Sometime last year I read The Cult of Personality (since retitled to The Cult of Personality Testing). I picked it up on a whim at an offbeat bookstore in Half Moon Bay between two church services.
I loved it and found it utterly persuasive. I’ve had a long-simmering aversion to personality testing (rooted in a bad experience in seminary, observing friends get shafted by the Assemblies of God personality screening system for missionaries, some biting passages about psychology by Richard Feynmann, and being a critical thinker). Something about them always felt wrong (and I could even put parts of my unease into fairly persuasive words), but I never had the facts I needed to understand exactly where the problem lay. This book changed all that.

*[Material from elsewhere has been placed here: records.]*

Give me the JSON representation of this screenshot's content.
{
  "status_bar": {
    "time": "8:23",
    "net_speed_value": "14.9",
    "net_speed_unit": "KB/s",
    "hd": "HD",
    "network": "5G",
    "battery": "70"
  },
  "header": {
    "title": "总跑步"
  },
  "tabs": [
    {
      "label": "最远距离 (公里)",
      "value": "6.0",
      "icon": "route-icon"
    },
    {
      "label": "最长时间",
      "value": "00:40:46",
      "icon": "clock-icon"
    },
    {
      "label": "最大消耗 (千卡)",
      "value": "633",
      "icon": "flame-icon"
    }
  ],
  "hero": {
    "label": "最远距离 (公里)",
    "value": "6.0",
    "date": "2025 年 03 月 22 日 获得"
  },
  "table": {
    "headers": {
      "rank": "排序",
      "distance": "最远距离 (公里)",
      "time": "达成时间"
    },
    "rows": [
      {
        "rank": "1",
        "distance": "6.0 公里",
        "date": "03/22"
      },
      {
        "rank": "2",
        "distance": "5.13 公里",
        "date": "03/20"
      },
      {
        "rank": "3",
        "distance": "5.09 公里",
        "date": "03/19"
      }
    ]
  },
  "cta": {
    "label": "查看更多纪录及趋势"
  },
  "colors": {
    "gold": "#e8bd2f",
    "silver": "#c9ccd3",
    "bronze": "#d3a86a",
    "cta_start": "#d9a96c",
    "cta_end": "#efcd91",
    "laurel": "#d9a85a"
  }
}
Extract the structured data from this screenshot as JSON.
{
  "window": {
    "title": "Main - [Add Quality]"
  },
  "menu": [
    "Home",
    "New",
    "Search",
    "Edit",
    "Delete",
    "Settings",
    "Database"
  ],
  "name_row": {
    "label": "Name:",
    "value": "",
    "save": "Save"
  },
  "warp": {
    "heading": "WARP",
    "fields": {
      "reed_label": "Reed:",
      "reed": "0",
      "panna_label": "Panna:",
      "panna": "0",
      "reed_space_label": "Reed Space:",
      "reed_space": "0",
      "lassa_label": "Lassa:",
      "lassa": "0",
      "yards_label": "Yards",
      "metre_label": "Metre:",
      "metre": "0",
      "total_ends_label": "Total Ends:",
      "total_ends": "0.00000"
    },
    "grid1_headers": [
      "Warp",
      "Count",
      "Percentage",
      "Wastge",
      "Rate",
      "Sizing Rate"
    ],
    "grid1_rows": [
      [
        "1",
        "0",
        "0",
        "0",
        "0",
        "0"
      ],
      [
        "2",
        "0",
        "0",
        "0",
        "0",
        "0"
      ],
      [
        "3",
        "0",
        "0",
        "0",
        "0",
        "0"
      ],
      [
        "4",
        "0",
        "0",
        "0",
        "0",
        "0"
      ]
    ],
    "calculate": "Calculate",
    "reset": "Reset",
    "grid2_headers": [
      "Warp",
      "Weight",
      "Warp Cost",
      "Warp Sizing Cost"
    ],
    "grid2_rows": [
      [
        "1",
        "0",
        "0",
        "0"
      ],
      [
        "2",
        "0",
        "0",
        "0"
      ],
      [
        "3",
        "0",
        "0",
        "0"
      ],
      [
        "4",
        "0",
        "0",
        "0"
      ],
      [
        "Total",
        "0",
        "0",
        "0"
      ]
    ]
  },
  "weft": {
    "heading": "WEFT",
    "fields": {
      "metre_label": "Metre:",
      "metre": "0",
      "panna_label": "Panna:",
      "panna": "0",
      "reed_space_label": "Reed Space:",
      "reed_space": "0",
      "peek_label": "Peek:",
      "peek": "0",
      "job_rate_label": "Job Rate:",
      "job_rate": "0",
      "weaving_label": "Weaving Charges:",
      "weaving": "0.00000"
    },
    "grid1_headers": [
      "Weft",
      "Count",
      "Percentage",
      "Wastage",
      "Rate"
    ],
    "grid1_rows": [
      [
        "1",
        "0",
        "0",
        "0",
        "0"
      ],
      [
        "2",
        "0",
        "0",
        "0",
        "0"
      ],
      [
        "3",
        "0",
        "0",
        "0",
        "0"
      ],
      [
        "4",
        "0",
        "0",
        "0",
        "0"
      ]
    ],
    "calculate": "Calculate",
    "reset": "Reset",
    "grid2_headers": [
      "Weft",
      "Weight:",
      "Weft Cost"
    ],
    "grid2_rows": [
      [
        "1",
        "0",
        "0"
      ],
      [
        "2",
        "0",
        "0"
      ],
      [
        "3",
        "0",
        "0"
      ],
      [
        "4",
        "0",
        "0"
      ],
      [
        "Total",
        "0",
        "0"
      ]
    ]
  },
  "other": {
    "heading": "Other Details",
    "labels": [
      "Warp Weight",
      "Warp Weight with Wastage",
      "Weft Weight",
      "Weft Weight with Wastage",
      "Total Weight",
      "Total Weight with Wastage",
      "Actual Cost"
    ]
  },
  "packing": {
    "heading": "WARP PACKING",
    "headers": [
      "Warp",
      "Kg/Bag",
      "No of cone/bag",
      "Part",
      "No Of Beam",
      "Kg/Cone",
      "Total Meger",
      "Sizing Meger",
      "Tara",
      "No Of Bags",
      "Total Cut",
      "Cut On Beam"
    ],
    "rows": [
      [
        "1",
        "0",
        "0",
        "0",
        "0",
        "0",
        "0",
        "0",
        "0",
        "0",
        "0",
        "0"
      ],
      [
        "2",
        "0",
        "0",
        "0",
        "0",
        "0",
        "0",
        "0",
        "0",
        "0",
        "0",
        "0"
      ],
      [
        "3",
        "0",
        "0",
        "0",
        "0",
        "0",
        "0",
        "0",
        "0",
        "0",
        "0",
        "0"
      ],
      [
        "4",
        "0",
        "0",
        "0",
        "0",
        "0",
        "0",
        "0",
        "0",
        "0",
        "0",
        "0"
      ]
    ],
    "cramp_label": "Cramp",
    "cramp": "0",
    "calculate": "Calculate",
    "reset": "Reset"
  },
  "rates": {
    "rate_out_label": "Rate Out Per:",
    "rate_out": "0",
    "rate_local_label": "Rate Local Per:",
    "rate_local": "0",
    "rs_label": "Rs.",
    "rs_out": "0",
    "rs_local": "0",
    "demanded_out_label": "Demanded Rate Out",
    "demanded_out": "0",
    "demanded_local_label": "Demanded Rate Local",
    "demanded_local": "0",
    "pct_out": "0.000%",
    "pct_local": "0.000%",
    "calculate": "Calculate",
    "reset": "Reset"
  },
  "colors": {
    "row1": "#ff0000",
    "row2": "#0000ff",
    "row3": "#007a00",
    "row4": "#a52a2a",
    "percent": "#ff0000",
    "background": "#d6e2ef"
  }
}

I mention it because I just read an article by Malcolm Gladwell called Personality Plus that covers the same ground. It’s a great intro to the concepts covered in the book.
So if you’re in the habit of referring to people by their Myers-Briggs type, or if you like to use the terms sanguine and choleric in casual conversation, or if you’ve ever made a decision based on the results of a personality test, READ THIS BOOK (or at least Gladwell’s article).
wow. I actually read that whole article. It is nice to see other people poking holes in personality testing. Mike Yaconelli (Messy Spirituality and Youth Specialties) says, “Imagine Jesus telling Peter, ‘Follow me…into this room so we can give you a Meyers-Briggs test to see if you are capable of being a disciple’ ”
So the article was good, but then I saw that it is from the New Yorker. Now I just feel dirty.